I do remember thinking that during take-off and landing there was a bit more vibration and noise than on the A380. I've read that it particularly pronounced at the back of the aircraft.

Frankly, with breakfast and then lunch, plus a decidedly less than memorable film, things went perfectly smoothly. I think that may be the biggest difference between the A380 and Boeing 777. We tend to retain a few positive comments about the A380, but can't think of much to say about the 777. So the 777 was like the film, un-memorable.

Return flight (Phuket-Dubai)


Our return flight EK397 Phuket-Dubai was on a Boeing 777-31H(ER) registration A6-ENH (serial no. 41086). Above we have a photograph of the exact aircraft in Dubai airport. There are a whole series of videos of this exact aircraft taking-off and landing are various airports, e.g. here is a video of the same aircraft taxiing and taking-off from Dubai. Unlike the aircraft used for Dubai-Phuket, this one was the 2-class version of the 777-300ER.

Our particular aircraft first flew on 7 February 2013, and was delivered to Emirates on 1 March 2013, so our 777 was 7 years old. It normally makes 78 flights monthly, and covers more than 335,000 kilometres/monthly (that's nearly 4,300 kilometres/flight). In the past our aircraft had been '
spotted' in Warsaw, Dusseldorf, Dhaka, Istanbul, Budapest, Hamburg, Munich, Milan, Copenhagen, Birmingham, as well as Dubai. Oddly it had never been 'spotted' in Thailand.

On the 6 March 2020 the aircraft had flown Dhaka-Dubai-Karachi-Dubai-Phuket before flying our Phuket-Dubai route on the 7 March 2020. Afterwards A6-ENH left for Lahore.

The scheduled departure time was 09:30 but we actually left the gate at 09:51 and took-off at 10:06. The flight time was 6:11 (from take-off) and we landed at 13:17 (two minutes late).

There is a
video simulation of the flight EK397 Phuket-Dubai, but I'm not sure why anyone would want to watch it.

We had to get up quite early to catch our flight to Dubai.

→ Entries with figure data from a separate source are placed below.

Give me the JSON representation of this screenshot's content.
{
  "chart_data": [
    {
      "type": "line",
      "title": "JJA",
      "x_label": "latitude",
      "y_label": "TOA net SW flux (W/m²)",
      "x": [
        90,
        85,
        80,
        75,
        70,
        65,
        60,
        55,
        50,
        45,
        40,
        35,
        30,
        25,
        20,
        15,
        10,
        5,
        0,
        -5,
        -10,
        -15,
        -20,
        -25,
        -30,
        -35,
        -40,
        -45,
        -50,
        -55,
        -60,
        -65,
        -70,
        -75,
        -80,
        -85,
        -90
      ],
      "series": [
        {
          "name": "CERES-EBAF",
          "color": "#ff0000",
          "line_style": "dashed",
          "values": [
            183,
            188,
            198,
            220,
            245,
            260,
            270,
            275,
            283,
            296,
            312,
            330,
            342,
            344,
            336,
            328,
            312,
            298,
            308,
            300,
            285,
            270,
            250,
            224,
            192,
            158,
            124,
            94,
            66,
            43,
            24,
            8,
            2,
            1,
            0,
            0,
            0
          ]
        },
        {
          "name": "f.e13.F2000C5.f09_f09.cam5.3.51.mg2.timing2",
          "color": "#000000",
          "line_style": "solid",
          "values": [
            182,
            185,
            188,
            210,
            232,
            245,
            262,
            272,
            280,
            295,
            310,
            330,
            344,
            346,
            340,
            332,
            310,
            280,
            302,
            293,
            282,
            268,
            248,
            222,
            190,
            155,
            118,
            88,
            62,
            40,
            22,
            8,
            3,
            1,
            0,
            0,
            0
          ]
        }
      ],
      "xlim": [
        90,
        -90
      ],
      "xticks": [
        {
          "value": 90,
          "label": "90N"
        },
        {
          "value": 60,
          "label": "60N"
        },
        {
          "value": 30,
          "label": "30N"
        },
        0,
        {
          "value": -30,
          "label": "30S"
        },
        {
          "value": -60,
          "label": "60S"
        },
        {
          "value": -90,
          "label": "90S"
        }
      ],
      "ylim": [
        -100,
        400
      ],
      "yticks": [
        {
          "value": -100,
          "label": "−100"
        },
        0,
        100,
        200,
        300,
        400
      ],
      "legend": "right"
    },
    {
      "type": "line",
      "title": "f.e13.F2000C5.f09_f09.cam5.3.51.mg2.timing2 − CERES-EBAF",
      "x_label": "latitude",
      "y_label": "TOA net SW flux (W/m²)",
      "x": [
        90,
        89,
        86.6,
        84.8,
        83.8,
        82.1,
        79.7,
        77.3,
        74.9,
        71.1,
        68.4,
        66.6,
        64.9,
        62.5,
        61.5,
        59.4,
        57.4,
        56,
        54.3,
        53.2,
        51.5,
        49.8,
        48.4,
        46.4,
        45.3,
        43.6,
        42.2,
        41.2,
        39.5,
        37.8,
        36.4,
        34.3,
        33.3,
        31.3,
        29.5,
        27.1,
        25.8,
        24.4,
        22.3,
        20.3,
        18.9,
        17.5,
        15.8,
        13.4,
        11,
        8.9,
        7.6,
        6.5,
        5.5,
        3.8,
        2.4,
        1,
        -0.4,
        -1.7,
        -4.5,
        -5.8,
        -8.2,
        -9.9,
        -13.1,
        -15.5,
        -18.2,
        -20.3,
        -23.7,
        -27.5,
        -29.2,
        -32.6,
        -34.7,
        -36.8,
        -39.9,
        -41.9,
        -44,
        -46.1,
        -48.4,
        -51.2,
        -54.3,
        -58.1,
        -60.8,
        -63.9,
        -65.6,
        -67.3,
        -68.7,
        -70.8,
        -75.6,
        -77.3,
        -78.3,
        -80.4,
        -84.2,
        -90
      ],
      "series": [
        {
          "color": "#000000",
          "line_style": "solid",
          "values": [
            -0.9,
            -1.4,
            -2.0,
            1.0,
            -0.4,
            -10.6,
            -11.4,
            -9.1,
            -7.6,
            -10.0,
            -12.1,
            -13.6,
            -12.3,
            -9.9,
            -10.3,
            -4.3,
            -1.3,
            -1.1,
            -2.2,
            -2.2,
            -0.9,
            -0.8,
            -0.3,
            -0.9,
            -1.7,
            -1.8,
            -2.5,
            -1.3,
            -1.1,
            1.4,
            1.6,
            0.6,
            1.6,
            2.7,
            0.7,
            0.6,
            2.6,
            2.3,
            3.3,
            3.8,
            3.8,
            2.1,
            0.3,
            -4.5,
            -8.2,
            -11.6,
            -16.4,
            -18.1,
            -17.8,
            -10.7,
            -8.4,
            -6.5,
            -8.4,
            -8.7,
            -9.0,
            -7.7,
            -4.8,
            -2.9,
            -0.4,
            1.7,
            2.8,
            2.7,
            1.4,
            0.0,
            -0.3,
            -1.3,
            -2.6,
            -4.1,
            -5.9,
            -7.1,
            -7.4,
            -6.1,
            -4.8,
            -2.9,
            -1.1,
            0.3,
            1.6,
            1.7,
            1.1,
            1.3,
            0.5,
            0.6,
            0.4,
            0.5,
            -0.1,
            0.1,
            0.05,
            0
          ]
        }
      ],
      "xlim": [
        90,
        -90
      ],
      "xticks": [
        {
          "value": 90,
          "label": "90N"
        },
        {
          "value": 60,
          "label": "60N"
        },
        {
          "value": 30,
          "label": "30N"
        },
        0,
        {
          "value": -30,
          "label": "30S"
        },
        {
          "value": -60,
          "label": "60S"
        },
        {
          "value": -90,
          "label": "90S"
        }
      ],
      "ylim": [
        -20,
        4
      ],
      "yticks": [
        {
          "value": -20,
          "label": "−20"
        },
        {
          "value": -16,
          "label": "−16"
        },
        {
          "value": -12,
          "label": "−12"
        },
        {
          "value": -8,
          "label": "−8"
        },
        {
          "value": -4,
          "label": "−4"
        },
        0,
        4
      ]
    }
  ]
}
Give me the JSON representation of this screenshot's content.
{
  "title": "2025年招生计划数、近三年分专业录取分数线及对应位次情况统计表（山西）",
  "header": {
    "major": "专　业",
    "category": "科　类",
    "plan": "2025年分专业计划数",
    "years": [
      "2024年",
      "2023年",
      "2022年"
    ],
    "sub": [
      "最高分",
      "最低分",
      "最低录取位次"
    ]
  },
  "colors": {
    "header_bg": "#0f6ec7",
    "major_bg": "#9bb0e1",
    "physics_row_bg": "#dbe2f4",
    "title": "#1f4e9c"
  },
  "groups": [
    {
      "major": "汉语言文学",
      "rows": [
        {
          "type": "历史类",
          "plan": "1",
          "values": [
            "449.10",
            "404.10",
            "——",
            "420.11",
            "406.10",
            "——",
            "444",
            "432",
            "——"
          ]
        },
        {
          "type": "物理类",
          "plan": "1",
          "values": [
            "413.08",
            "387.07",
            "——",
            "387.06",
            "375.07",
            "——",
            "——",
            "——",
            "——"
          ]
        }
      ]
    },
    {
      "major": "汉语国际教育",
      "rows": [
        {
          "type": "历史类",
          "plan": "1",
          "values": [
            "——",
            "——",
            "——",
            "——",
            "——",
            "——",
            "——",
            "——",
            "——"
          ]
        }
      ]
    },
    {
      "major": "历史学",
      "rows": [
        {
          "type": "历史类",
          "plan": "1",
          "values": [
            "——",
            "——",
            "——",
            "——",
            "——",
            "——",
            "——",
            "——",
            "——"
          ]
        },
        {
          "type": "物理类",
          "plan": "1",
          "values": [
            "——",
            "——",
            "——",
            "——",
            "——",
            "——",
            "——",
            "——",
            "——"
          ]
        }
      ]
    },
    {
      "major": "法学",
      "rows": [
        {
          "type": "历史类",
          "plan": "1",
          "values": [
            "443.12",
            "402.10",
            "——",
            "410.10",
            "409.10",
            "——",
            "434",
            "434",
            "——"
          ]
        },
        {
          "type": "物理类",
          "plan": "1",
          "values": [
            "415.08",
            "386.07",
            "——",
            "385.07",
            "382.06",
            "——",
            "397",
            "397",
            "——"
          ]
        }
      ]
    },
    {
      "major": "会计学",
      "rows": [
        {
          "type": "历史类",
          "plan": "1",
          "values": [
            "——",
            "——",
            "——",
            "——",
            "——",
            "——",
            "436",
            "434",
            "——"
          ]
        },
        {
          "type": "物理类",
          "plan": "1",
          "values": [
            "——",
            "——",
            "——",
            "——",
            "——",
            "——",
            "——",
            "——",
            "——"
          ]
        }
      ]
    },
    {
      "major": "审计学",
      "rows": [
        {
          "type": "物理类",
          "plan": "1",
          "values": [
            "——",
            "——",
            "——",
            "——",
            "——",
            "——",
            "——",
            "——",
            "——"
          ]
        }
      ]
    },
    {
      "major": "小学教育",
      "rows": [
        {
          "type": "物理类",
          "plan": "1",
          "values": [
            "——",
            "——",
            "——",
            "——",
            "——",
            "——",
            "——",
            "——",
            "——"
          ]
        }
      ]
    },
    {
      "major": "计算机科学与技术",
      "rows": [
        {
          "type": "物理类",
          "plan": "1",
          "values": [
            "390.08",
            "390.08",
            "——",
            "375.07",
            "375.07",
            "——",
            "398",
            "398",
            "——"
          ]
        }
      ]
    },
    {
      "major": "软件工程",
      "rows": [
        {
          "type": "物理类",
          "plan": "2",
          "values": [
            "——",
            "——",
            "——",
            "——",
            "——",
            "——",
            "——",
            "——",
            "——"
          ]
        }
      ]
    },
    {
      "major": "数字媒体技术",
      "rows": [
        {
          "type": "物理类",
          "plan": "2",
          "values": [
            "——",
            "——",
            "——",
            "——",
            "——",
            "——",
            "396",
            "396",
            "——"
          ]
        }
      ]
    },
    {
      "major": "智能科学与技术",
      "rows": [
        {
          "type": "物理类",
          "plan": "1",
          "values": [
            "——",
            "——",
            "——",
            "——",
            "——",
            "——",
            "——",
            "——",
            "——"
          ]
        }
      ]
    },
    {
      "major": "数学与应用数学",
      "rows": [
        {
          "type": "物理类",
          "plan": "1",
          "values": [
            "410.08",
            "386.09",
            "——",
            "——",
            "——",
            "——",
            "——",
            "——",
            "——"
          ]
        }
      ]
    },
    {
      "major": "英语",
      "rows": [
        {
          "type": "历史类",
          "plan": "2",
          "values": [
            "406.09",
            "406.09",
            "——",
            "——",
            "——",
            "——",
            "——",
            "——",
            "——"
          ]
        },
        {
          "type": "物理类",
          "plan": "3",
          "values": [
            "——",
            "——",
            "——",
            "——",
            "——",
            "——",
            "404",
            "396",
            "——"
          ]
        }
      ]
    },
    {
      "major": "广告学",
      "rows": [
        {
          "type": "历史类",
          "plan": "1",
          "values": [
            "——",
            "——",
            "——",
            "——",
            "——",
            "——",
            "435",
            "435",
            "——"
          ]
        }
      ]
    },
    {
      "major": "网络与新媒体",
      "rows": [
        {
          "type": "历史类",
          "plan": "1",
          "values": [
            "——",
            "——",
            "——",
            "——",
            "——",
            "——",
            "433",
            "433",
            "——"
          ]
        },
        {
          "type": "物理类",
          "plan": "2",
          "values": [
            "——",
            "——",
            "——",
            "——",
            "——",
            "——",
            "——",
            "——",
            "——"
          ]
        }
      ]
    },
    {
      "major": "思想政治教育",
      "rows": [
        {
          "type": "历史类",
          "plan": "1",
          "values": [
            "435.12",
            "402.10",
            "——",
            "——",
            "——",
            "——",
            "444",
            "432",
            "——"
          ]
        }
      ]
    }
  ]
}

Our travel agent had organised the pick-up from the airport, and the return trip to the airport. At our resort hotel we received a message that a car would be waiting for us at 06:00, but by 06:20 no one was there. We phoned the contact number, and there was some confusion, but a car pulled up at about 06:30. The driver asked if we were waiting for a transfer to the airport. Naturally we said yes, and off we went. During the trip there was some confusion since we said that that we had been waiting since 06:00, but the driver said his instructions were for 06:45. However, he made it to the airport in record time. I'm convinced that we actually took the car of someone else, because at no time did we confirm any names, etc.

Emirates does not have a lounge at Phuket, but has an arrangement with the
Coral Executive Lounge, which provides a kind of minimum service. Our assisted boarding went off without a hitch, and we took our seats in 2A and 2B. By this time the COVID-19 virus had started to take it's toll on international flight, and the business cabin was perhaps ¼ full. We settled in, ate breakfast (again), and slept until we were about to land.

We had assistance in Dubai airport that got us rapidly through immigration, luggage pickup, and customs. They dropped us off at the desk for the Emirates chauffeur cars, and they took us to our hotel.


The Boeing 777 is not an A380, but it does provide a decent business class service. The only comments I would have is that the 2-3-2 seat configuration in business class is unacceptable. The seats are a bit narrow which makes sleeping just that little bit more problematic. And I had the impression that the 777 was just a bit more noisy than the A380, particular taking-off and landing.